Ineffective Governing Body and Nursing Management Turnover
Penalty
Summary
The facility failed to maintain an effective governing body to oversee its operations, as evidenced by the lack of consistent leadership in the Director of Nursing (DON) position and insufficient involvement in Quality Assurance Performance Improvement (QAPI) meetings. The QAPI sign-in sheets for several dates revealed multiple individuals serving as DON, indicating significant turnover in this critical role. Additionally, the sign-in sheets lacked documentation of the governing body's participation in these meetings, which is a key responsibility outlined in the facility's Governing Body Policy and Procedure. Interviews with staff further highlighted the issues stemming from this instability. A physician confirmed the significant turnover in nursing management, while the President of Operations expressed concern over staffing levels. An RN MDS Coordinator reported being asked to fill in as Interim DON but stated she did not assume the responsibilities of the position and was not involved in QAPI meetings. This lack of consistent nursing management was reported to have affected the continuity of care and contributed to resident care issues being overlooked.
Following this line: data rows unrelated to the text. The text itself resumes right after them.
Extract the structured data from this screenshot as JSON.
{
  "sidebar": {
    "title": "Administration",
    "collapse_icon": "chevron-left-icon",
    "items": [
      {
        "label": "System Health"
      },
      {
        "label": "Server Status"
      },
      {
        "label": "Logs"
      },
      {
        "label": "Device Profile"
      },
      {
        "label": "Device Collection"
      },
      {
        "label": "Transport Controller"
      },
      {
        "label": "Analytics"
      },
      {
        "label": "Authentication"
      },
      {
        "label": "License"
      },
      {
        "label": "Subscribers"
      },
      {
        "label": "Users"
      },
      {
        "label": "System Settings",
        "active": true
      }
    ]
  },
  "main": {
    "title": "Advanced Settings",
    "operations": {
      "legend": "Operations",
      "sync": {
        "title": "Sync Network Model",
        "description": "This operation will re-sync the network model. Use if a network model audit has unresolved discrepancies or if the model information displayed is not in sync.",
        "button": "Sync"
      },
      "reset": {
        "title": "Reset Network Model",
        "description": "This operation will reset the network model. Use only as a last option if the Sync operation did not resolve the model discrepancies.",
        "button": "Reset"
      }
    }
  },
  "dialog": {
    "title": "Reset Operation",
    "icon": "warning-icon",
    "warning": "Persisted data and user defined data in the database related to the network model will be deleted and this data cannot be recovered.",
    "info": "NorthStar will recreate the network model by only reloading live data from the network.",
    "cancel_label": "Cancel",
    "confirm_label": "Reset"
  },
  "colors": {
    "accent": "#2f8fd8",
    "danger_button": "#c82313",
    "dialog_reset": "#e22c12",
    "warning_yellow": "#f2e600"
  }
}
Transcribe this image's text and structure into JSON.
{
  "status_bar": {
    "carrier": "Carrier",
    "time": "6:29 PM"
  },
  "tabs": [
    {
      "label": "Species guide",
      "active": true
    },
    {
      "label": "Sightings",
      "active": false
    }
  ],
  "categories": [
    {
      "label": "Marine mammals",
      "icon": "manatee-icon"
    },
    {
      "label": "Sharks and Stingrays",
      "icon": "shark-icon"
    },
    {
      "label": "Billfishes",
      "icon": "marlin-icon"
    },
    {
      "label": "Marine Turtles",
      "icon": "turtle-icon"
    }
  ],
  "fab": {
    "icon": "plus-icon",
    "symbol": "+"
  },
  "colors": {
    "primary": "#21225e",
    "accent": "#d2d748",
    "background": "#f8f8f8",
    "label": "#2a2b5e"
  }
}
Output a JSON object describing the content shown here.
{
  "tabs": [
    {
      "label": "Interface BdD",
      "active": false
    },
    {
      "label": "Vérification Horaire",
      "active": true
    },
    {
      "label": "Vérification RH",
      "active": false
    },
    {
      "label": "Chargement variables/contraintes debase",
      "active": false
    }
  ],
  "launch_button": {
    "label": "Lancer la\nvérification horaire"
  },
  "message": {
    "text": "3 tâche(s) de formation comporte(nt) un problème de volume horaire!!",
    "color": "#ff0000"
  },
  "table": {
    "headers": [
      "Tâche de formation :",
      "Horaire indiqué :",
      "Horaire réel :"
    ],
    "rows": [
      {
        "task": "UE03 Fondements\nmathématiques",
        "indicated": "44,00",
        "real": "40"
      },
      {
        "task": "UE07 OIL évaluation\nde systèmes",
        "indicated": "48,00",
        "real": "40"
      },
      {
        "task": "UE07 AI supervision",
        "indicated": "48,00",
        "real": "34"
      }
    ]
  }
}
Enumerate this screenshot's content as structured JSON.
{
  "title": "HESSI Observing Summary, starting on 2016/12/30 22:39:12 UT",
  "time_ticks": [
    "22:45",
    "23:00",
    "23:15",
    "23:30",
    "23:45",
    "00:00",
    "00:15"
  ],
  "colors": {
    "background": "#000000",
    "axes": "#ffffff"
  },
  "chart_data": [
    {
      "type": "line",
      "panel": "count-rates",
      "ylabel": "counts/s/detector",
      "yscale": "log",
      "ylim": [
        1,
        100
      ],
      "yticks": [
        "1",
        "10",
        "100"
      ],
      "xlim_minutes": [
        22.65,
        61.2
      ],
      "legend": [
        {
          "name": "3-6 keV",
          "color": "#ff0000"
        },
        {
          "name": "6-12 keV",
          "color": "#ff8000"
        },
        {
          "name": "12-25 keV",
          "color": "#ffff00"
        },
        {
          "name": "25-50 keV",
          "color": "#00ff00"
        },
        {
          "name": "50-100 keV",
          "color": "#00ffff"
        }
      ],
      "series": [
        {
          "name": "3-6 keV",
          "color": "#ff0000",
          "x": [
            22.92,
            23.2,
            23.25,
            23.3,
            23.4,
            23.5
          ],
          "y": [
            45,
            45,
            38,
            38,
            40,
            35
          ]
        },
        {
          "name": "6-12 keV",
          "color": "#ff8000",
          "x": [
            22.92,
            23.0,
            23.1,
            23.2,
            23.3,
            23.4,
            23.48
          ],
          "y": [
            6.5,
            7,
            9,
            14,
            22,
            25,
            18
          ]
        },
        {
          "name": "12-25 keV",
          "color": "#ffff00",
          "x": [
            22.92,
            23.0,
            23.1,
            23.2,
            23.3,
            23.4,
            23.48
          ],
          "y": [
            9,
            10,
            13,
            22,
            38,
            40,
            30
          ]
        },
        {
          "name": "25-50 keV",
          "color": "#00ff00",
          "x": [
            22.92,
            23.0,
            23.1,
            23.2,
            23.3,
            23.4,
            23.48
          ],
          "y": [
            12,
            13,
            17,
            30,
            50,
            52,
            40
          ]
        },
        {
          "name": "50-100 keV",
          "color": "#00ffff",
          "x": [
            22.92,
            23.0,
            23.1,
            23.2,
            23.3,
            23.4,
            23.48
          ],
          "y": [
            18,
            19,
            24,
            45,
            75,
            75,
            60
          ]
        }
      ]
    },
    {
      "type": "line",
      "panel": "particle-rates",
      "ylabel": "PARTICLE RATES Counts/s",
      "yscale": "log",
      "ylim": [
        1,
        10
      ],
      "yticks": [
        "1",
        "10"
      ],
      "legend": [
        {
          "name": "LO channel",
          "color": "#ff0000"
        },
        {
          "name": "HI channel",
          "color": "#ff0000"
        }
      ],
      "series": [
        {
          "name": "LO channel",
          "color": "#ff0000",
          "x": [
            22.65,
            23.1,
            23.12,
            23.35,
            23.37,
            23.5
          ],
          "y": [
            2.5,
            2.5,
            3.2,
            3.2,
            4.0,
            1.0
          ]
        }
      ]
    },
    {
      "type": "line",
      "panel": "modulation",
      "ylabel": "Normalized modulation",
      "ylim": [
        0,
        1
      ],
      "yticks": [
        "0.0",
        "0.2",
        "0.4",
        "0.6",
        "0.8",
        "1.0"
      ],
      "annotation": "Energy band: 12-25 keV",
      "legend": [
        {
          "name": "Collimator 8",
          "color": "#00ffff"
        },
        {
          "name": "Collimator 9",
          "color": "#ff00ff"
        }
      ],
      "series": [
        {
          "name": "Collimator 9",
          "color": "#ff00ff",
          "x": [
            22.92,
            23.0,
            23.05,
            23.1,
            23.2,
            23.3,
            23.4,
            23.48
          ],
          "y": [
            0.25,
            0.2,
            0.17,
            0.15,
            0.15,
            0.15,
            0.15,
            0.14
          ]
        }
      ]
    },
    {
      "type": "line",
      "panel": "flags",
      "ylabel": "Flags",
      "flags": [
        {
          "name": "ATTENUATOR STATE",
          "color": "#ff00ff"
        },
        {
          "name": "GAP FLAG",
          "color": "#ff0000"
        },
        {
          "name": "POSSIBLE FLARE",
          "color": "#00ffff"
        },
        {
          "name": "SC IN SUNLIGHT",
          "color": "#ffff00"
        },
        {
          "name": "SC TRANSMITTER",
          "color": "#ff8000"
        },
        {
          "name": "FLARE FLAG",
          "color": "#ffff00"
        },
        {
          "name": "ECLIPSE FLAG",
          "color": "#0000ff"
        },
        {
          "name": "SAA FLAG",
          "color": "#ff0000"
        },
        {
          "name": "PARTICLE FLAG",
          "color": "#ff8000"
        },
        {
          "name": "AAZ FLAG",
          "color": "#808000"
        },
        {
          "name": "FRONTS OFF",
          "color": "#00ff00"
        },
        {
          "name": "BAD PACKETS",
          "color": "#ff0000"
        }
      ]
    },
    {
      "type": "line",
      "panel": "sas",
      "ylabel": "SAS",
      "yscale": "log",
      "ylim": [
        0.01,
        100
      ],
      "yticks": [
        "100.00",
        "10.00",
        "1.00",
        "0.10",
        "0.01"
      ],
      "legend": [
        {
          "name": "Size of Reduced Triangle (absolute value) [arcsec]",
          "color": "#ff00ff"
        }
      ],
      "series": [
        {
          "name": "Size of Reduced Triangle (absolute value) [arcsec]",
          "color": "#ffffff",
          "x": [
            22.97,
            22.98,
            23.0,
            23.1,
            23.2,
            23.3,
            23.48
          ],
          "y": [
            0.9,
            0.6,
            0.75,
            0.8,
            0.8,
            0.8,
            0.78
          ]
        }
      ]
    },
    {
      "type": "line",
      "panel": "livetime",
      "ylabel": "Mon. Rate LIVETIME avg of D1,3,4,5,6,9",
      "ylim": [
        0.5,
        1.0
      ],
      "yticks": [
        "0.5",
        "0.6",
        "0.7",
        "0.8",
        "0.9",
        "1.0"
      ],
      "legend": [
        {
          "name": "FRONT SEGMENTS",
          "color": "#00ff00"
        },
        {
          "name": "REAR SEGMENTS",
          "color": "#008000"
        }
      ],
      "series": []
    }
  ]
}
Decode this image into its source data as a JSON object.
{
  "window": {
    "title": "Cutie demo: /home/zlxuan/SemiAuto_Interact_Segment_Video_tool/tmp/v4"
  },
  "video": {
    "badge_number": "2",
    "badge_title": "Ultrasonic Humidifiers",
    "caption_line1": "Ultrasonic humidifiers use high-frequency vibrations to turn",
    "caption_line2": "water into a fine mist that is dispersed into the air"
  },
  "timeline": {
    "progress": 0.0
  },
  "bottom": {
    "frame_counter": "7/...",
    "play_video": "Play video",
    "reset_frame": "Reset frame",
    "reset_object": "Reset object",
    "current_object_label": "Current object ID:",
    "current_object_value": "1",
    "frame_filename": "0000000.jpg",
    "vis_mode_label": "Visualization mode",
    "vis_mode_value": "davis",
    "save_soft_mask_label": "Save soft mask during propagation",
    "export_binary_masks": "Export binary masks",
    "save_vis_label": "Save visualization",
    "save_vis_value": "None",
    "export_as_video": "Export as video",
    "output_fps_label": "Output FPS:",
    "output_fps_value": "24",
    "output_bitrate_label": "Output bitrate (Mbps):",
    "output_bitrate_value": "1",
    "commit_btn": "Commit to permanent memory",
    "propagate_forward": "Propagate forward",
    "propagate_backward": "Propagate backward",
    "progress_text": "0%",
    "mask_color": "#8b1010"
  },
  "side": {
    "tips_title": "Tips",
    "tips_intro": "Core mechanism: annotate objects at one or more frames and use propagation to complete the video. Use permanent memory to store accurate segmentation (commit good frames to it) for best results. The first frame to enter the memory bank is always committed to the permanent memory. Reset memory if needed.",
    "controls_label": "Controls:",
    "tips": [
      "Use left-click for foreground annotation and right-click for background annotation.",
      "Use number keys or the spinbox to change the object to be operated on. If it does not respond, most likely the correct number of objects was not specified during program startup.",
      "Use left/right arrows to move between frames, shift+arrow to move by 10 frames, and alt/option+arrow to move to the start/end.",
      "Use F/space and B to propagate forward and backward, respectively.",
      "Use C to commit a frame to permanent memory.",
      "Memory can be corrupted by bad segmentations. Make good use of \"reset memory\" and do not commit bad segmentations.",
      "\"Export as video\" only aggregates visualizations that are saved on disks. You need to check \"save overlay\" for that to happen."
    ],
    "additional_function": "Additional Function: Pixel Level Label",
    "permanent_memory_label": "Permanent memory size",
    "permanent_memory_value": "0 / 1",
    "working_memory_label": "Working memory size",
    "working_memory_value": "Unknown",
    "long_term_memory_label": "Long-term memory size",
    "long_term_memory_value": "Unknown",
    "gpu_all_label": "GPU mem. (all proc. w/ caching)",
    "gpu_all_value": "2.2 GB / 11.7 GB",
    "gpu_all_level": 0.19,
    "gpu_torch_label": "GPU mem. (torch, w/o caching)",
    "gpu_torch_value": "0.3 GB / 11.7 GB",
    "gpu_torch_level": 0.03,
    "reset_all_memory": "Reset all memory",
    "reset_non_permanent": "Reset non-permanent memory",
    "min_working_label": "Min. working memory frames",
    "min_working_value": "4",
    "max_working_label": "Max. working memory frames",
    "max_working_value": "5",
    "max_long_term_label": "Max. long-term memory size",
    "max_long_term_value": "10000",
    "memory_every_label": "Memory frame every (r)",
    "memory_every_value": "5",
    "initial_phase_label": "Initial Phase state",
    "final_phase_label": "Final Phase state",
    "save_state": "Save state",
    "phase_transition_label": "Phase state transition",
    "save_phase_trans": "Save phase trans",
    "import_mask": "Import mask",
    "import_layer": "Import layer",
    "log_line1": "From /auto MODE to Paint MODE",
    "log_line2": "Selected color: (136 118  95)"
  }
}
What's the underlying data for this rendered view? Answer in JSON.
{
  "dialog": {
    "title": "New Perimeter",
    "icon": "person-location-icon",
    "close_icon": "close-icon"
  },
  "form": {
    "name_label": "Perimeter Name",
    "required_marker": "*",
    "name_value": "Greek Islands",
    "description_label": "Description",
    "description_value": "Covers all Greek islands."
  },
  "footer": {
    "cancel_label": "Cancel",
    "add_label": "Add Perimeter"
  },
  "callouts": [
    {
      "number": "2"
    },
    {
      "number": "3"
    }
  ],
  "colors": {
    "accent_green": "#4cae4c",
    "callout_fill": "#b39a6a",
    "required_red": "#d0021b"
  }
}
Deficiency in LNHA Licensing
Penalty
Summary
The facility failed to ensure that a licensed nursing home administrator (LNHA) with a valid license was providing supervision and leadership. This deficiency was identified through a review of the online license verification system of the Bureau of Executives of Long-Term Services and Supports (BELTSS), the Administrator job description, and staff interviews. The facility's census was 106 residents, and the lack of a valid LNHA license had the potential to affect all residents. Administrator #1, who had been serving as the LNHA of record, was notified by BELTSS that her license had expired. Consequently, Administrator #2, from a sister facility, temporarily served as the LNHA until Administrator #1 could renew her license. During the period when Administrator #1's license was expired, the facility did not have a validly licensed LNHA from the time her license expired until it was renewed. Administrator #2 confirmed that she served as the LNHA of record during this time and had a valid Ohio license to practice as an LNHA. The deficiency was identified as an incident of past non-compliance that was subsequently corrected prior to the survey.